L’animation est elle aussi très réussie. Tous les personnages parviennent à se distinguer, les effets physiques (fumées, vitesse, brins d’herbes qui bougent…) sont très convaincant également.
Mexique : Crée ton propre monstre
Sculpted / Christian Hernandez / 2017
Ce dernier court-métrage entraîna des réactions partagées parmi le public. Sculpted est un court-métrage proche de l’expérimental orienté art plastique.
Dans une maison de retraite, une dame façonne avec de la pâte à modeler une sculpture à l’apparence humaine.

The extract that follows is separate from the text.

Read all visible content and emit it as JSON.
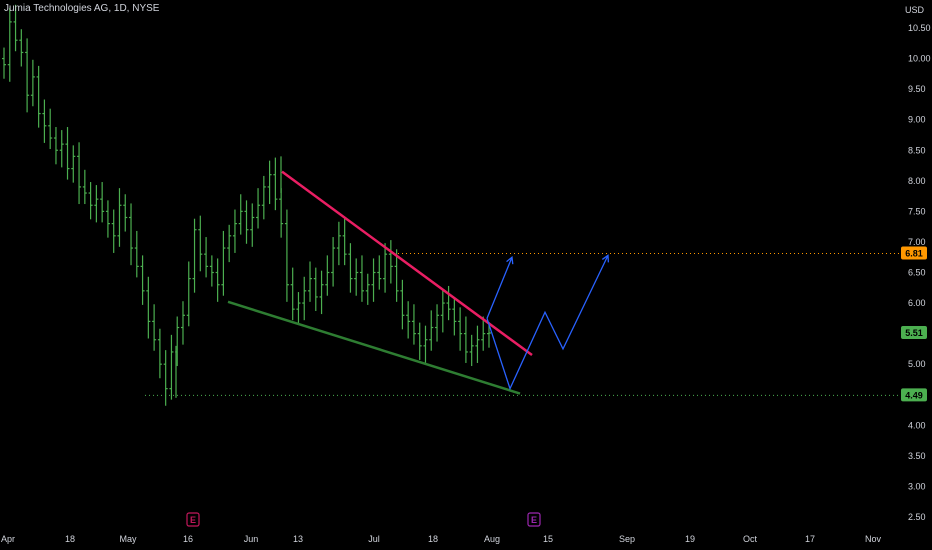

Les partis-pris de Sculpted ont en effet de quoi laisser songeur. Le film est une succession de micro-séquences, nappées d’une voix-off énigmatique. Proche des courts-métrages de David Lynch, l’image est granuleuse afin de créer une matière visuelle pour le spectateur. La réalisation s’inscrit, elle, dans le found-footage donnant à l’ensemble un résultat plutôt déstabilisant. Se bouclant sur un plan très angoissant faisant succéder des visions cauchemardesques à la Clive Barker ou H.R Giger, Sculpted vaut qu’un œil soit porté dessus par son originalité et ses choix extrêmes.
Une sélection très complète donc qui laisse de grands espoirs pour le cinéma de genre mondiale, tant les propositions sont toutes différentes et complémentaires.
A l’issue de la projection, c’est donc R.I.P de Cassas et Pinto qui remporta l’Oeil d’Or du meilleur court-métrage. Salué pour sa direction artistique et ses interprétations impeccables.